PICU, pediatric intensive care unit

Discussion

The emergence of important and persistent ICU-acquired functional as well as neurocognitive morbidities in adults has prompted significant growth of research focused on evaluating the role of early rehabilitation in the prevention and management of these sequelae (21). While pediatric critical care is a rapidly evolving field, research in this area significantly lags behind that of adults and remains largely focused on immediate, short-term morbidity and mortality outcomes. Determining appropriate outcome measures in this population is complex, and measuring functional outcomes in critically ill children is challenging (22). The POPC and PCPC are brief, simple scores widely used in PICU literature that can provide useful information on patient outcomes (17). However, as there was no previously established gold standard, these scores were originally validated against indices of PICU morbidity (18).
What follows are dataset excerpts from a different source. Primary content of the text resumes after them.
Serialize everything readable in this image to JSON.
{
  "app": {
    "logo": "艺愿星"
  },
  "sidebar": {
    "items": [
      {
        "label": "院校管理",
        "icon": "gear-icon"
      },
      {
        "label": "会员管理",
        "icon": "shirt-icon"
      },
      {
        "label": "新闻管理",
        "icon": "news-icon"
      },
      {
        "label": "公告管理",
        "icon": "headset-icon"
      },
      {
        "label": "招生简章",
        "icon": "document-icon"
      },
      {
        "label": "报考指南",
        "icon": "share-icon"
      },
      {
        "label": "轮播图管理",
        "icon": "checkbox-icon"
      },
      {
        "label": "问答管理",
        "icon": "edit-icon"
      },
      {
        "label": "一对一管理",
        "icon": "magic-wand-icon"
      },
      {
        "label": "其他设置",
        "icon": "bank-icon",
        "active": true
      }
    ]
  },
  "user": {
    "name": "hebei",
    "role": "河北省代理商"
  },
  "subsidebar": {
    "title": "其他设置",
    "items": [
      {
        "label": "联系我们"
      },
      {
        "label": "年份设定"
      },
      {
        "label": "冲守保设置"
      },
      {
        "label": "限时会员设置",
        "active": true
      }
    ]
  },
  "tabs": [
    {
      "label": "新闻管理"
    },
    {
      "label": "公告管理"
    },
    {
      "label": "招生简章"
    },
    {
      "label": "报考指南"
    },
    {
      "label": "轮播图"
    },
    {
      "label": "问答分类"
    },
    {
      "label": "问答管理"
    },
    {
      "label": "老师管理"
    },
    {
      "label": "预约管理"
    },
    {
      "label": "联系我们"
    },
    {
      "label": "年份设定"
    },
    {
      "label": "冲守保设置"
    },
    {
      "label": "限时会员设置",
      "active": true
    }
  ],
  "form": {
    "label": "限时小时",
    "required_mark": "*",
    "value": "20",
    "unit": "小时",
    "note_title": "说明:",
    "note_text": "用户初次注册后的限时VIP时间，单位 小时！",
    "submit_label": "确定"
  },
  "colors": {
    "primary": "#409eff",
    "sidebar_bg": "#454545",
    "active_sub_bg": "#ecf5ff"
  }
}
Function is not merely related to motor capacity, and hence we felt that it was important that our selected outcome measures be aligned with emerging pediatric rehabilitation literature, suggesting a shift from the traditional focus on impairment and disability, to understanding levels of functioning when performing tasks and participating in activities that children need and want to do as part of their everyday life (23). We therefore applied the ICF-CY framework by combining use of the PEDI and PEM, along with health outcomes and caregiver stress, as a more comprehensive and meaningful measure of functional outcome in this cohort of critically ill children. The PEDI is widely used in the clinical and research setting for assessing key functional capabilities and performance of discrete tasks, and is sensitive to change (24). The PEM supplements the PEDI by enabling researchers to gain more insight into a child’s functional capacity on home and community re-integration post-hospital discharge (25). As parenting stress may contribute to poorer child health related outcomes, it was important to include such a measurement (26). As this pilot study is the first to our knowledge to apply this paradigm of outcome measurement within a PICU setting, it was essential to demonstrate the feasibility of the methods, and evaluate if the results justify a larger study.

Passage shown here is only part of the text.